Scrum Certifications — Don’t overlook PSM


When working with organization, mostly when giving Scrum training, I often get asked about certifications. And while I fundamentally disagree with the obsession that certain P&O departments have with certifications, they do have a certain merit.

In the Netherlands there seems to be a focus on the CSM (Certified Scrum Master) certification by the Scrum Alliance. And generally that is the one my students ask about. And I agree CSM is very good indeed. The trainers need to be certified to give the training so they tend to be really good. I have worked with a number of Certified Scrum Trainers and they are great. So, no objections against CSM at all. But, I tend to prefer a lesser known certification: PSM (Professional Scrum Master).

Where CSM is a certification by the Scrum Alliance, PSM is offered which was founded by Ken Schwaber. Ken is one of the original forces behind Scrum so this is not a shady organization. Even though these are two different certifications, they have a lot in common:

• Fundamentally test knowledge (theoretical) of Scrum, plus some insight into the philosophy behind Scrum and the way to use it
• Are granted based on an on-line, open book, multiple choice exam
• Do not really require practical experience (but it helps)

So, they seem to be roughly interchangeable in what they certify and how they do it. But there are a few differences:

• CSM requires a course by a Certified Scrum Trainer, the exam is almost an afterthought. Typical costs are around $2000 per person. This means the level of the training is great, but it gives less flexibility. PSM has no such requirement, you can use any training you want (at your own risk) or take the exam if you think you already know all there is to know
• CSM requires 25 out of 35 questions to be answered correctly (71%), PSM requires 68 out of 80 questions to be answered correctly (85%)
• CSM has no time limit and can be continued at any time. PSM has a time limit of 60 minutes and questions need to be answered in a single session,
• CSM exam is included in the Scrum course, PSM exam is charged separately ($150)
• CSM is valid for 2 years and then requires renewal ($250), PSM remains valid

So, CSM is clearly more expensive. But is it better? Not in my mind. The exam for PSM is harder so you need to be at a higher level of competence to get PSM. It is true that you are dependent on the level of the trainer when going for PSM, which is almost guaranteed with CSM. But there are a lot of good trainers around. And if you can’t find one, contact me!

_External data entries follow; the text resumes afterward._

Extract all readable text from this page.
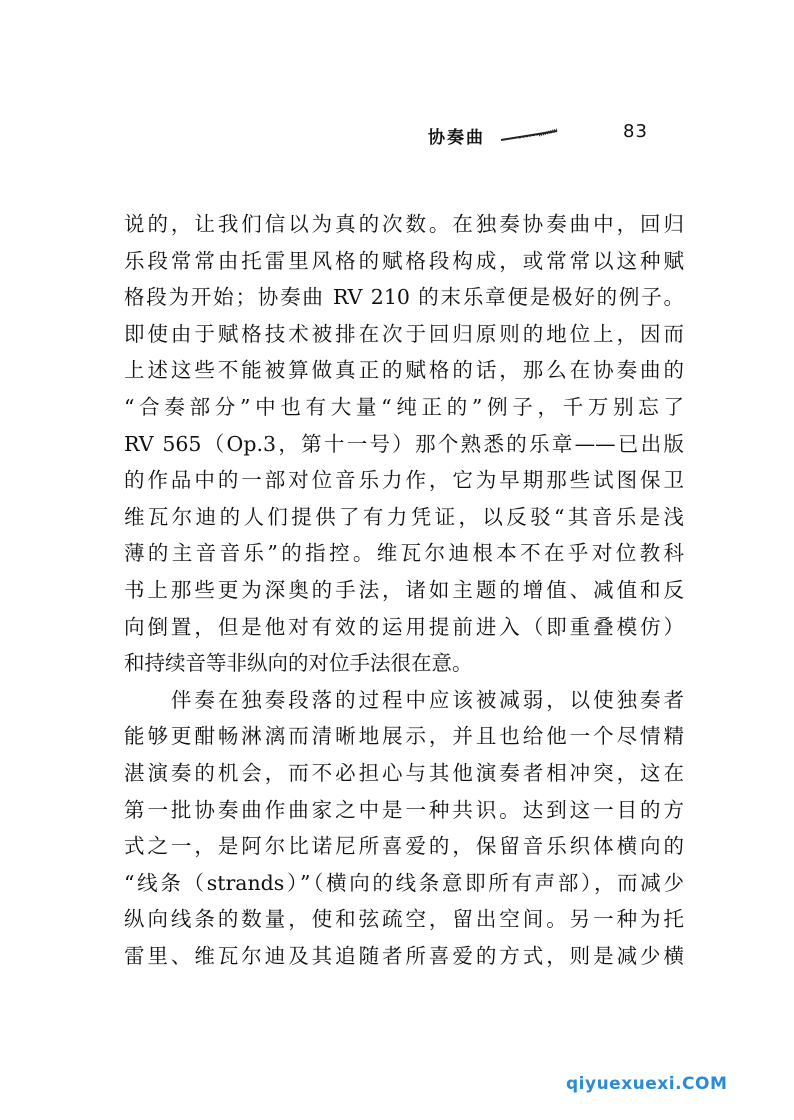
协奏曲	83
说的，让我们信以为真的次数。在独奏协奏曲中，回归
乐段常常由托雷里风格的赋格段构成，或常常以这种赋
格段为开始；协奏曲 RV 210 的末乐章便是极好的例子。
即使由于赋格技术被排在次于回归原则的地位上，因而
上述这些不能被算做真正的赋格的话，那么在协奏曲的
“合奏部分”中也有大量“纯正的”例子，千万别忘了
RV 565（Op.3，第十一号）那个熟悉的乐章——已出版
的作品中的一部对位音乐力作，它为早期那些试图保卫
维瓦尔迪的人们提供了有力凭证，以反驳“其音乐是浅
薄的主音音乐”的指控。维瓦尔迪根本不在乎对位教科
书上那些更为深奥的手法，诸如主题的增值、减值和反
向倒置，但是他对有效的运用提前进入（即重叠模仿）
和持续音等非纵向的对位手法很在意。
　　伴奏在独奏段落的过程中应该被减弱，以使独奏者
能够更酣畅淋漓而清晰地展示，并且也给他一个尽情精
湛演奏的机会，而不必担心与其他演奏者相冲突，这在
第一批协奏曲作曲家之中是一种共识。达到这一目的方
式之一，是阿尔比诺尼所喜爱的，保留音乐织体横向的
“线条（strands）”（横向的线条意即所有声部），而减少
纵向线条的数量，使和弦疏空，留出空间。另一种为托
雷里、维瓦尔迪及其追随者所喜爱的方式，则是减少横
qiyuexuexi.COM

So, if I were in a P&O position, I would rather hire a PSM than a CSM. But to be honest, neither of those guarantee that the holder of the certification is a good Scrum Master. There is a real difference between knowledge of the theory and using that effectively in the real world. This is why am a big believer in experience-based certifications such as the Agile Master certification by the Agile Consortium, but that is something for a future blog.